Wafer Sheet Production

Wafer batter is principally flour. Eggs and fat may be added principally as release agents. There is little or no shortening effect by fats but the surface of wafers is smoother when fats are present in the formulation. Excessively high levels of fat give swirling patterns on the surface of the wafers. Without fats there would be a strong tendency for wafers to stick on the plates. Eggs are a source of both fat and emulsifier (lecithin) but some feel that they also impart a better quality to the wafer and improve shelf life. Certain fats are better than others for incorporation at the time of mixing and, for convenience, liquid vegetable oils are favoured, for example, ground nut oil, cotton seed oil or sunflower seed oil. Lecithin is a useful addition.

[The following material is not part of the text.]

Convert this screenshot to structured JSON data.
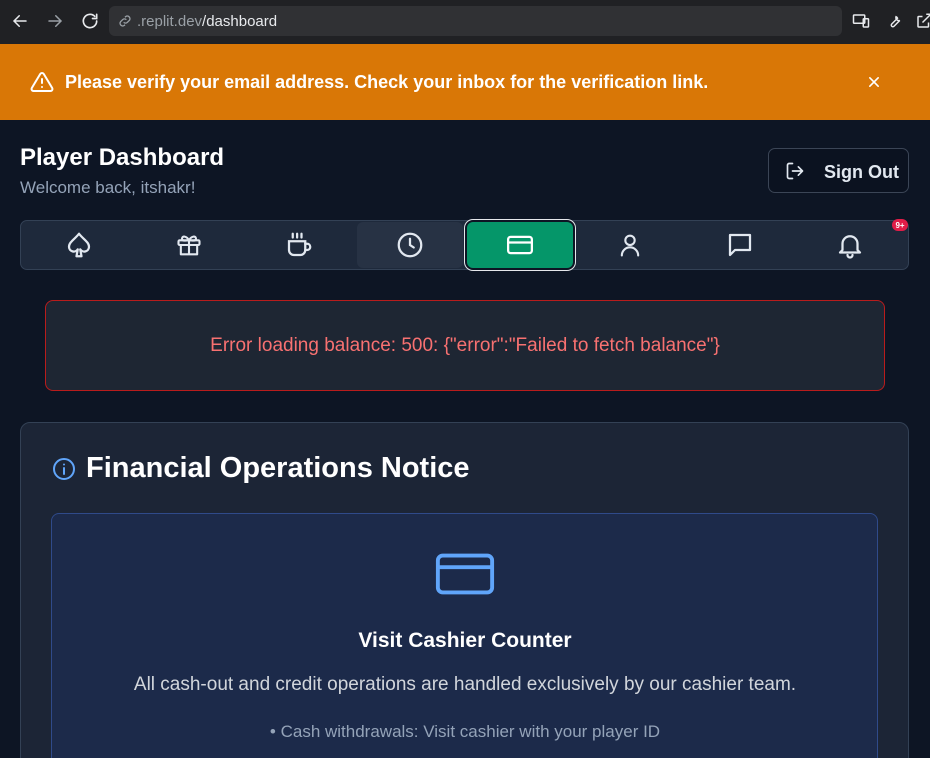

It is probable that soya flour is not the best means of adding fat and lecithin.

Sugar and milk powder may be added in small quantities to improve quality.

Salt is added as a flavour enhancer and the level is usually around 0.25 per 100 units of flour.

Aeration of the batter is most important in wafer manufacture. Although bubbles of air are included during batter mixing most of these float out of the batter before it is deposited onto the plates. If the conditions are such that insufficient time is allowed for the bubbles to leave the batter it could be that the density of the batter changes during use and this will affect the baked sheet weights. Chemical aeration is usually achieved with sodium bicarbonate or ammonium bicarbonate or a mixture of the two. Ammonium bicarbonate is particularly effective.

The use of yeast as a method of aeration is steeped in tradition. It is most unlikely that any flavour or textural benefits are contributed to the wafer sheet, but yeast cells probably do form the nuclei for water vapour production which is important for the formation of a good wafer texture. Batter standing times and suitable temperatures to allow multiplication of the yeast are not usually very practical in modern mixing and batter handling systems. Yeast is now rarely used in batter recipes.

Water is added to produce a convenient consistency. As the quantity of water is roughly 150% of the flour weight it is obviously of utmost importance for the successful production of uniform batter that close attention is paid to the flour metering. Changes of flour properties which affect water absorption are normally small compared with errors in flour weighing.

Colours are commonly added to wafer batter.